Sin embargo, a pesar de la imposibilidad de salvación, el mensaje aleccionador de Kurosawa en su adaptación de Macbeth está fundamentado en las intenciones moralizadoras de la tragedia clásica y, por lo tanto, Mifune es una vez más portador humanístico y representante del crecimiento metaficcional del Dr.
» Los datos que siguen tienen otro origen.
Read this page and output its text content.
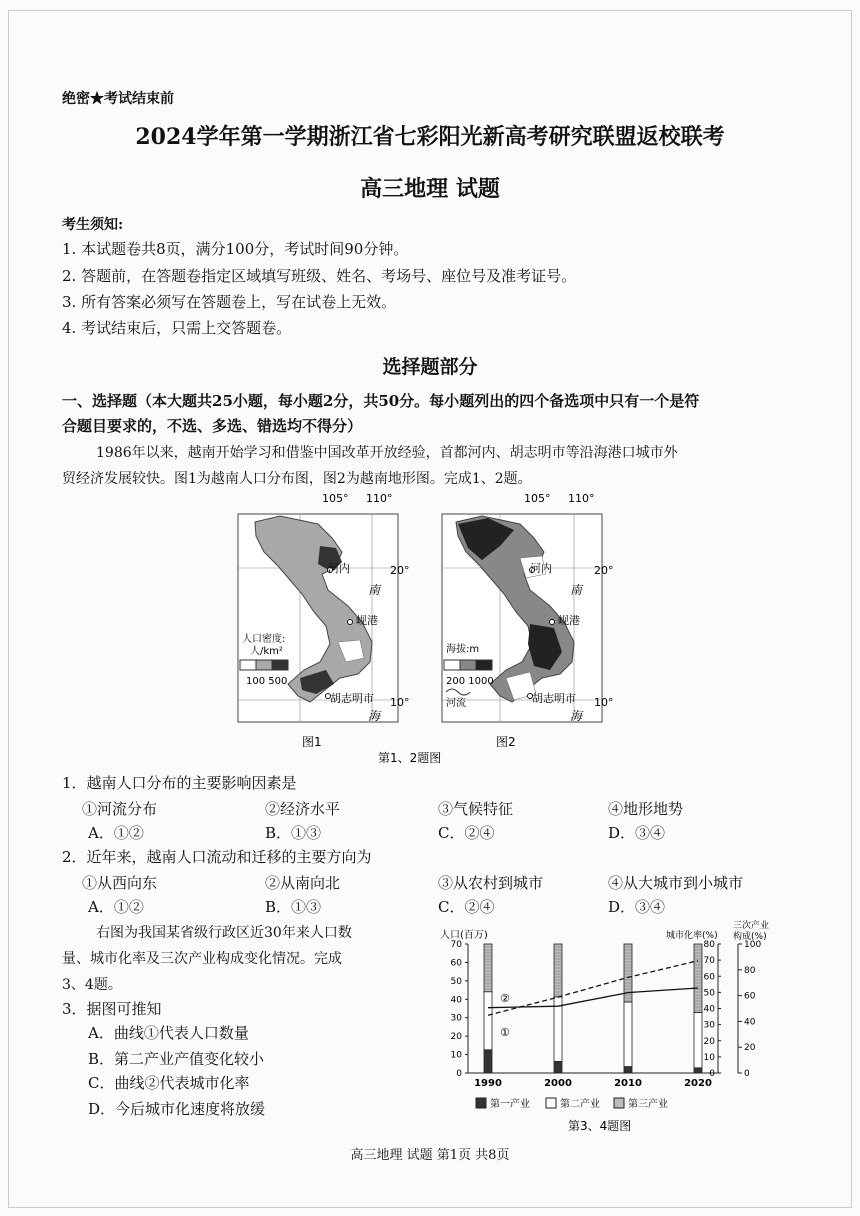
绝密★考试结束前
2024学年第一学期浙江省七彩阳光新高考研究联盟返校联考
高三地理 试题
考生须知:
1. 本试题卷共8页，满分100分，考试时间90分钟。
2. 答题前，在答题卷指定区域填写班级、姓名、考场号、座位号及准考证号。
3. 所有答案必须写在答题卷上，写在试卷上无效。
4. 考试结束后，只需上交答题卷。
选择题部分
一、选择题（本大题共25小题，每小题2分，共50分。每小题列出的四个备选项中只有一个是符
合题目要求的，不选、多选、错选均不得分）
1986年以来，越南开始学习和借鉴中国改革开放经验，首都河内、胡志明市等沿海港口城市外
贸经济发展较快。图1为越南人口分布图，图2为越南地形图。完成1、2题。
105° 110°
20°
10°
河内
岘港
胡志明市
南
海
人口密度:
人/km²
100 500
105° 110°
20°
10°
河内
岘港
胡志明市
南
海
海拔:m
200 1000
河流
图1	图2
第1、2题图
1．越南人口分布的主要影响因素是
①河流分布	②经济水平	③气候特征	④地形地势
A．①②	B．①③	C．②④	D．③④
2．近年来，越南人口流动和迁移的主要方向为
①从西向东	②从南向北	③从农村到城市	④从大城市到小城市
A．①②	B．①③	C．②④	D．③④
右图为我国某省级行政区近30年来人口数
量、城市化率及三次产业构成变化情况。完成
3、4题。
3．据图可推知
A．曲线①代表人口数量
B．第二产业产值变化较小
C．曲线②代表城市化率
D．今后城市化速度将放缓
人口(百万)	城市化率(%)
三次产业
构成(%)
0
10
20
30
40
50
60
70
0
10
20
30
40
50
60
70
80
0
20
40
60
80
100
②
①
1990	2000	2010	2020
第一产业	第二产业	第三产业
第3、4题图
高三地理 试题 第1页 共8页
Niide.
Luego de la templanza de Yojimbo (Yōjinbō, 1961) y Sanjuro (Tsubaki Sanjūrō, 1962) —cuya influencia en el spaghetti western de Sergio Leone, nutrida por la filmografía también humanista de John Ford, no requiere de análisis posterior en este texto para conservar su brevedad—, Kurosawa y Mifune encontraron su punto de quiebre: Barbarroja finalmente los rompió.
Según los rumores de los biógrafos que Kurosawa no estaba contento con su actuación. Que la barba que Mifune se dejó para el papel titular le impidió conseguir otros papeles durante los dos años que duró la producción. Y es que cómo pudo atender las demandas para un papel tan idealizado, el doctor perfecto estaba muy lejos de la fiereza del bandido. Se pelearon y nunca volvieron a trabajar juntos.
Casi treinta años después, en 1993, se reencontraron en el funeral de Ishirō Honda. Dicen que se vieron el uno al otro fríamente por un largo rato. Luego se abrazaron con fuerza.